Fortunately for Banks, things occasionally get a little hairy on the distant edges of the Culture when it is forced to interact with other societies. When those moments of contact go poorly, the Culture relies upon Special Circumstances to figure things out.
Enter the drone Skaffen-Amtiskaw, the Special Circumstances agent Diziet Sma, and Cheradinine Zakalwe, our hero and their agent on the ground. Before Special Circumstances recruited him, Zakalwe was a soldier on a distant world. Usually when someone writes “enter the drone…” in a review of science fiction, we expect to see a summary of a pretty cool intergalactic conflict. If we’re lucky, there will be lasers. However, while Use of Weapons is a Special Circumstances novel, it is not really about an epic intergalactic conflict involving lasers. (There is a conflict, but it’s not especially epic.) The Culture is simply too powerful for other societies to challenge them every other novel.
Banks does not seem to mind that his perfect, all-but-omnipotent Culture prevents him from writing about grand conflicts. After all, in the second CULTURE novel, The Player of Games, Special Circumstances sends Jernau Gurgeh to Azad to undermine its culture of… Azad playing. Given that it is also a Special Circumstances novel, I expected Use of Weapons to follow a similar structure: Zakalwe would be sent to massage some uprising that one of the Culture’s sentient ships was too powerful to handle deftly, and his efforts would provide a focus for the Culture’s might and the novels’ narrative.
Instead, Use of Weapons just focuses on the unusual life of Cheradinine Zakalwe – his enemies are barely worth mentioning, though he does have some. The novel contains two narratives. The first moves chronologically: Diziet Sma recruits Zakalwe and sets him on his latest adventure. There is a healthy dose of Die Hard in this narrative, including a few scenes about plasma rifles. The second narrative is a dark, dream sequence that moves in reverse-chronological order, “starting” after Zakalwe has left Special Circumstances and “ending” before he joins. In between, Zakalwe spends a lot of time recuperating from injuries and enjoying flashbacks. The two narratives come full circle by the novel’s end in a way that should surprise and satisfy most SFF readers.
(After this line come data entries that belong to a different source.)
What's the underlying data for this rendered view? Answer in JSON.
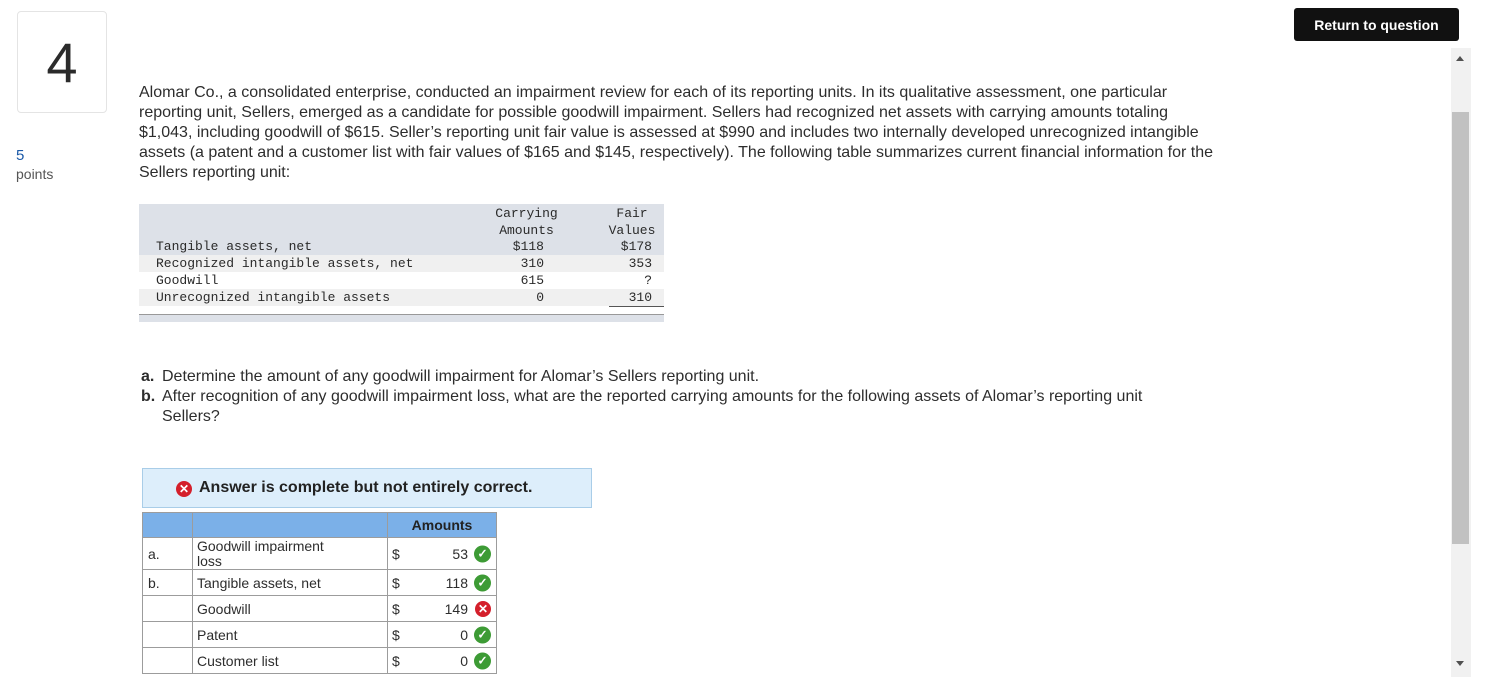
{
  "question": {
    "number": "4",
    "points_value": "5",
    "points_label": "points"
  },
  "header": {
    "return_button": "Return to question"
  },
  "scrollbar": {
    "up_icon": "scroll-up-arrow",
    "down_icon": "scroll-down-arrow"
  },
  "problem_text": "Alomar Co., a consolidated enterprise, conducted an impairment review for each of its reporting units. In its qualitative assessment, one particular reporting unit, Sellers, emerged as a candidate for possible goodwill impairment. Sellers had recognized net assets with carrying amounts totaling $1,043, including goodwill of $615. Seller’s reporting unit fair value is assessed at $990 and includes two internally developed unrecognized intangible assets (a patent and a customer list with fair values of $165 and $145, respectively). The following table summarizes current financial information for the Sellers reporting unit:",
  "financial_table": {
    "headers": {
      "carrying_line1": "Carrying",
      "carrying_line2": "Amounts",
      "fair_line1": "Fair",
      "fair_line2": "Values"
    },
    "rows": [
      {
        "label": "Tangible assets, net",
        "carrying": "$118",
        "fair": "$178"
      },
      {
        "label": "Recognized intangible assets, net",
        "carrying": "310",
        "fair": "353"
      },
      {
        "label": "Goodwill",
        "carrying": "615",
        "fair": "?"
      },
      {
        "label": "Unrecognized intangible assets",
        "carrying": "0",
        "fair": "310"
      }
    ]
  },
  "questions": [
    {
      "letter": "a.",
      "text": "Determine the amount of any goodwill impairment for Alomar’s Sellers reporting unit."
    },
    {
      "letter": "b.",
      "text": "After recognition of any goodwill impairment loss, what are the reported carrying amounts for the following assets of Alomar’s reporting unit Sellers?"
    }
  ],
  "answer_banner": {
    "text": "Answer is complete but not entirely correct.",
    "icon": "x-icon"
  },
  "answer_table": {
    "header": "Amounts",
    "rows": [
      {
        "part": "a.",
        "label": "Goodwill impairment loss",
        "currency": "$",
        "value": "53",
        "status": "correct"
      },
      {
        "part": "b.",
        "label": "Tangible assets, net",
        "currency": "$",
        "value": "118",
        "status": "correct"
      },
      {
        "part": "",
        "label": "Goodwill",
        "currency": "$",
        "value": "149",
        "status": "incorrect"
      },
      {
        "part": "",
        "label": "Patent",
        "currency": "$",
        "value": "0",
        "status": "correct"
      },
      {
        "part": "",
        "label": "Customer list",
        "currency": "$",
        "value": "0",
        "status": "correct"
      }
    ]
  },
  "colors": {
    "correct": "#3d9b35",
    "incorrect": "#d41f2b",
    "table_header": "#7bb0e8",
    "banner_bg": "#ddeefb"
  }
}
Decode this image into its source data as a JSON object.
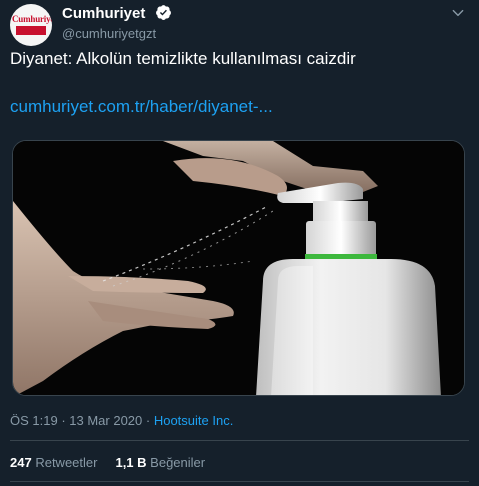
{
  "author": {
    "display_name": "Cumhuriyet",
    "handle": "@cumhuriyetgzt",
    "verified": true,
    "avatar_logo_text": "Cumhuriyet"
  },
  "tweet": {
    "text": "Diyanet: Alkolün temizlikte kullanılması caizdir",
    "link": "cumhuriyet.com.tr/haber/diyanet-..."
  },
  "meta": {
    "time": "ÖS 1:19",
    "separator": " · ",
    "date": "13 Mar 2020",
    "source": "Hootsuite Inc."
  },
  "stats": {
    "retweets_count": "247",
    "retweets_label": "Retweetler",
    "likes_count": "1,1 B",
    "likes_label": "Beğeniler"
  },
  "colors": {
    "background": "#15202b",
    "link": "#1da1f2",
    "secondary_text": "#8899a6",
    "divider": "#38444d",
    "verified": "#ffffff"
  }
}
My favorite part of the novel may have been when Zakalwe first decides whether or not to work for the Culture. They pay well, but they are ruthless. And they do not always ask their agents to support the “right” side, nor will they tell you whether they want you to support the side that they want to win. In spite of the warnings, Zakalwe agrees to be one of their weapons in the field.
Use of Weapons is often held up as Iain M. Banks’s greatest CULTURE novel. While I admired it structure, I struggled to engage with its characters. I couldn’t help comparing Jernau Gergeh to Diziet Sma and Cheradinine Zakalwe while reading. Gergeh was from the Culture, but there was something rough about him that allowed him to succeed outside of the machine-run paradise. It provided a friction that explained why he would thrive as a Special Circumstances agent. Diziet Sma’s biggest problem, however, may be when her drone fails to record one of her orgies. (Skaffen-Amtiskaw also massacres a group of people at one point, which annoys Diziet but does not prevent her from forgiving the droid.) I struggled to understand why she would become the Culture equivalent of a secret agent. Zakalwe, meanwhile, has a touch too much (chronological narrative) action hero to really convince me that he has a (reverse chronological) tortured soul.
Although it is not my favorite entry so far in the series, Use of Weapons is often held up as one of Banks’s best works. It offers his usual strengths: tight prose, an unusual plot (there is even a costume party), and odd humor (at one point, for example, we meet a ship named Size Isn’t Everything). I couldn’t shake the feeling that if I reread the novel, I might form a stronger connection with its characters. However, unlike many other readers, I did not finish Use of Weapons determined to immediately read it again.